On May 17th, thousands of us will dance in the streets of New York City, moving to every kind of dance music under the sun. Why?
To celebrate diversity as "One Parade with Many Cultures" 31 genres are represented:
African, Algerian, Ballet/Ethnic, Ballroom, Ballroom, Swing, Latin & Tango, Belly Dance, Break Dance, Cumbia, Disco, Ecstatic, Folkloric, Greek, Hip-Hop, Hooper, House, Hustle and Salsa, Jazz, Mambo, Modern, Roller Dance, Roller Disco, Sacred, Salsa, Samba, Swing, Tap Dance, Techno, Tinku, Tribal, West Coast Swing, Zydeco, just to start!
To honor Dance’s historical roots:
New York has never celebrated the forms of dance that it has birthed until now: Voguing, Jazz, the Jitterbug, Punk, Gothic--even Salsa was birthed in the Cuban Communities in this great city. And it is now time for Dance. New York has enjoyed the last three years of a September Art Parade and since May 2007, we are finally honoring Dance in a similar fashion.
To unite in respecting Dance’s diversity:
Dance is vital in healthy societies, helping people to communicate and affirm individual and collective identity. Dance Parade is a multi-cultural, multi-generational expression of the joy and value of these various forms of expression. It will foster cross-pollination of dance forms as it introduces audiences to novel styles and beats: teenagers to tango, clubbers to square-dancing, and seniors to hip-hop.

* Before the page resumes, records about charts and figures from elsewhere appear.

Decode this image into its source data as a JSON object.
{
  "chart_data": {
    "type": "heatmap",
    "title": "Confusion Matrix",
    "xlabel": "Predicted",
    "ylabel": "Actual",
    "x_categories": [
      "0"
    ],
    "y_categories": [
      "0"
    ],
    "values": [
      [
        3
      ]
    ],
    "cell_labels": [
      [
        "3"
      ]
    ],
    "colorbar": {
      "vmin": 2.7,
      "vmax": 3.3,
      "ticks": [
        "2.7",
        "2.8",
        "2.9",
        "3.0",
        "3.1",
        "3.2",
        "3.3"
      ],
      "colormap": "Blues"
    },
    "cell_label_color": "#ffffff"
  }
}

To support grass-roots organizations:
As an umbrella organization, Dance Parade empowers and supports dance communities that do not have access to public funding yet have a communicative art form they wish to practice and promote. We help them build websites, get access to materials, fundraise, and reach broader audiences.
To legitimize Dance as a communicative, social form of expression:
In the 19th century, ballroom dancing was deemed devil’s work. In the 1920’s, New York City enacted the Cabaret Law to stem interracial dancing from Harlem Jazz Clubs. The 1930’s had Nazi Germany quashing Swing Dancing because it was considered anarchistic. And in 2006, a New York State Supreme Court ruled that, unlike music, theater and painting, dance is not a constitutionally protected form of expression. In contrast, Dance Parade will highlight the diversity found in its many forms and showcase dance’s immense cultural and communicative importance.
To invoke joy and brotherhood:
New York’s annual dance parade will reinstate New York City as the dance performance and nightlife capital of the world. We quote Dr. Motte, the founder of Berlin’s Love parade: “Dance is spreading rapidly and is unstoppable around the world. It is about LOVE and it is about FREEDOM. This represents a much wider personal, social and spiritual transformation-revolution which will utterly change our world over the coming decades.